For more than half a
century, the unsolved killing of a young schoolteacher and beauty queen who was
last seen at church haunted the Texas city of McAllen.
Associated
Press report continues:
But
now, nearly 56 years after the bludgeoned body of 25-year-old Irene Garza was
pulled from an irrigation canal, police have arrested the man long suspected in
her slaying: the former priest who apparently heard her final confession.
Using
a walker, a frail-looking John Bernard Feit, now 83, appeared in court
Wednesday in Phoenix after being arrested a day earlier at his home in
Scottsdale, Arizona, on a murder charge. He was jailed on US$750,000 cash bail
while he awaits transfer back to Texas.
"This
whole thing makes no sense to me because the crime in question took place in
1960," Feit said, adding that he plans to fight extradition to Texas.
Feit's
arrest followed other investigations over the years, including a grand jury
probe in 2004 that concluded there was insufficient evidence to charge him.
McAllen
police would not comment Wednesday on what evidence was gathered or presented
to the grand jury that finally brought the charge.
"The
arrest of John Feit Tuesday night is the first step in providing justice for
the murder of Ms. Irene Garza. After nearly 56 years, Ms. Garza's family and
our community will finally see that justice is served," Hidalgo County
District Attorney Ricardo Rodriguez said in a statement.
Authorities
said Garza visited Sacred Heart Catholic Church in McAllen, where Feit was a
priest, on April 16, 1960. Garza, who was Miss All South Texas Sweetheart 1958,
had planned to go to confession that evening. She never returned home.
Her
body was found days later. An autopsy found that she had been raped while
unconscious and had been beaten and suffocated.
Feit
came under suspicion early on, telling police that he heard Garza's confession
— in the church rectory, not in the confessional — but denying he killed her.
Feit
later spent time at a treatment center in New Mexico for troubled priests and
after that became a supervisor and had a part in clearing priests for
assignments to parishes. Among the men Feit helped keep in ministry: child
molester James Porter, who assaulted more than 100 victims before he was
ultimately defrocked and sent to prison.
Feit
left the priesthood in 1972, married and went on to work at the Catholic
charity St. Vincent de Paul in Phoenix for a number of years, training and
recruiting volunteers and helping oversee the charity's network of food
pantries, said executive director Steve Zabilski.
He
said the charity knew about the suspicion that followed Feit surrounding the
killing but he remained an employee and Feit always denied any involvement.
Zabilski
said he was shocked by Feit's arrest "because John is one of the most kind
and caring and truly compassionate people that I've ever met. And anyone would
say that."
Among
the evidence that pointed to Feit as a suspect over the years: His portable
photographic slide viewer was found near Garza's body. Two fellow priests told
authorities Feit confessed to them. And one of them said he saw scratches on
Feit soon after Garza's disappearance.
Also,
Feit had been accused of attacking another young woman in a church in a nearby
town just weeks before Garza's death. He eventually pleaded no contest and was
fined US$500.
Garza's
family members and friends had long pushed authorities to reopen the case, and
it became an issue in the 2014 district attorney's race. Rodriguez had promised
that if elected, he would re-examine the case.
Dale
Tacheny, a tax adviser in Oklahoma City who had been a priest at a Missouri
monastery where Feit had applied to live in 1963, said that Feit had confessed
to him that he had murdered a young woman. Tacheny said it wasn't until years
later that he learned that the woman Feit had described was Garza.
He
said he eventually told authorities around 2002 and that he had wanted to
testify before the 2004 grand jury, but wasn't asked to do so by prosecutors.

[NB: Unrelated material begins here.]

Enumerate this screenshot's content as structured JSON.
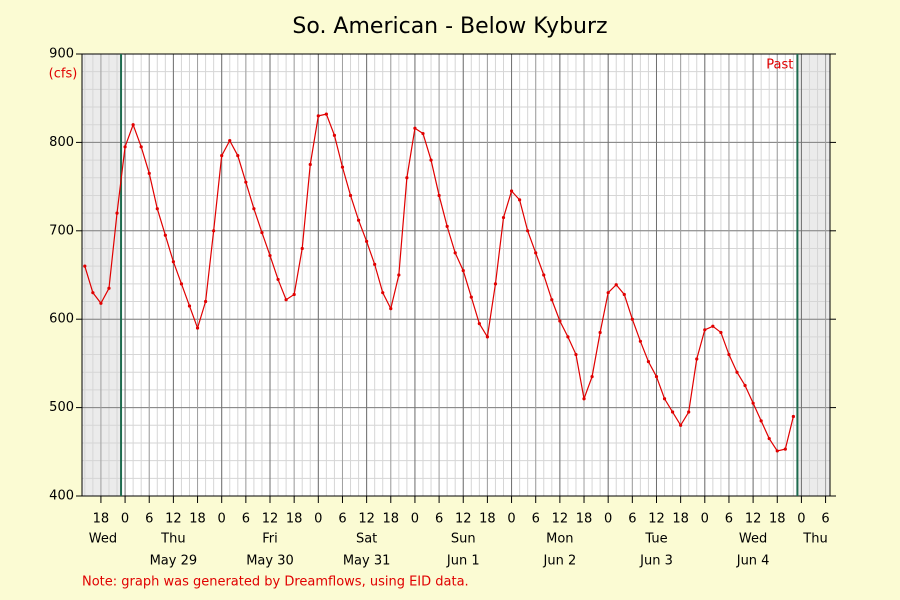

He said a prosecutor from Hidalgo County visited him to discuss the case last
year, but he didn't testify before the most recent grand jury.
Tacheny
said he had traveled in recent years to the McAllen area to support Garza's
family in its efforts to get the case reopened.
"For me, the right
thing is being done," Tacheny, 86, said Wednesday in a telephone
interview. "I can't say there is a great deal of satisfaction, but finally
something that is right is happening."